The Group of Thirty (G30) announced that Agustín Carstens, Governor of the Banco de México, and Maria Ramos, Chief Executive Officer of Barclays Africa Ltd., have accepted invitations to join the membership of the G30.

Jacob A. Frenkel, Chairman of the Board of Trustees, stated: “The G30 is very pleased to welcome Agustín Carstens and Maria Ramos to membership and I look forward to their engagement in our program and projects in the years ahead.”  Frenkel added: “I am delighted that Agustín is joining the Group. He brings decades of knowledge of international finance and economics to the G30, from his leadership of the Banco de México, as Chair of the IMFC of the International Monetary Fund, and from his previous work both as Minister of Finance of Mexico, and other roles. Maria will add diversity of perspective, and a strong and influential South African voice, to our deliberations. She has a breadth of private and public sector experience that will benefit our work and discussions, from her current positions as Chief Executive Officer of Barclays Africa, as Chair of the Banking Association of South Africa, and her prior role as Director General of South Africa’s National Treasury.”

Tharman Shanmugaratnam, Chairman of the G30, said: “Agustín and Maria are outstanding leaders. They each bring a wealth of understanding of the financial and economic challenges of the times, which the G30 seeks to address through our deliberations and ongoing work program of studies. The work of the G30 in international financial and economic thought leadership relies on its dynamic, engaged membership, drawn from across the globe and across public and private sectors. I very much look forward to Agustín and Maria’s contributions in the years ahead.”

Carstens stated: “I thank Jacob, Tharman, and the G30 members for the invitation to join the Group’s membership. I am honored to join the organization and look forward to participating in its discussions and activities.”

Ramos stated: “It is a pleasure to join the G30, which does such key work on international economics and governance. I look forward to working together on projects of common concern and to supporting the Group’s mission.”
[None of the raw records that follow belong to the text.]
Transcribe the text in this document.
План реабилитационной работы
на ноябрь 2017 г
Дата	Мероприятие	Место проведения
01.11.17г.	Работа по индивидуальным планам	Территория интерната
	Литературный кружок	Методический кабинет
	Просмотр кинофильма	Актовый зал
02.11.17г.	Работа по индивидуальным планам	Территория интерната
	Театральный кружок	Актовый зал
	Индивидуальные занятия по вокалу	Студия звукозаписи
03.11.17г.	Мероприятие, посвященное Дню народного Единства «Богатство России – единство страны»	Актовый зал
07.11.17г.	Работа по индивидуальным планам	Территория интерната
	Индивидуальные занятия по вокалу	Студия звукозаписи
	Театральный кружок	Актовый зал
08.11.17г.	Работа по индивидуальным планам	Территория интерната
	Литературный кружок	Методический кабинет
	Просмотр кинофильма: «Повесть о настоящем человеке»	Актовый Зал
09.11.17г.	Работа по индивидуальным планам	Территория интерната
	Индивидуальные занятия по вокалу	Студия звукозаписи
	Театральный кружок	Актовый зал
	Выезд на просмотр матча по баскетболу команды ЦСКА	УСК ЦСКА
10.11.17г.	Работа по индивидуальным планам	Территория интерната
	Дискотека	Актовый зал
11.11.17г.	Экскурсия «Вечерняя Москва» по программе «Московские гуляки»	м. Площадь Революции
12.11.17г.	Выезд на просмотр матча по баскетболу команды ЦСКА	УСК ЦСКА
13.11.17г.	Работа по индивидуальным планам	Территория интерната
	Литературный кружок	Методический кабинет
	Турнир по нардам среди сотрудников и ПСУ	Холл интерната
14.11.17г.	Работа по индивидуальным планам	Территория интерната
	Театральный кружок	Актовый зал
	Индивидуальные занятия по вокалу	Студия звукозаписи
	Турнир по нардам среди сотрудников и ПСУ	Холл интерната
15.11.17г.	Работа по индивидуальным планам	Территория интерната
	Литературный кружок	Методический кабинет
The Group of Thirty was founded in 1978. The Group is a private, nonprofit, international body composed of senior participants from the private and public sectors and academia. The Group
The Group is led by Jacob A. Frenkel, Chairman of its Board of Trustees, and Tharman Shanmugaratnam, Chairman of the G30. Amongst its members are Jean-Claude Trichet, Paul A. Volcker, Ben Bernanke, Mario Draghi, Timothy Geithner, Paul Krugman, Haruhiko Kuroda, and Jaime Caruana.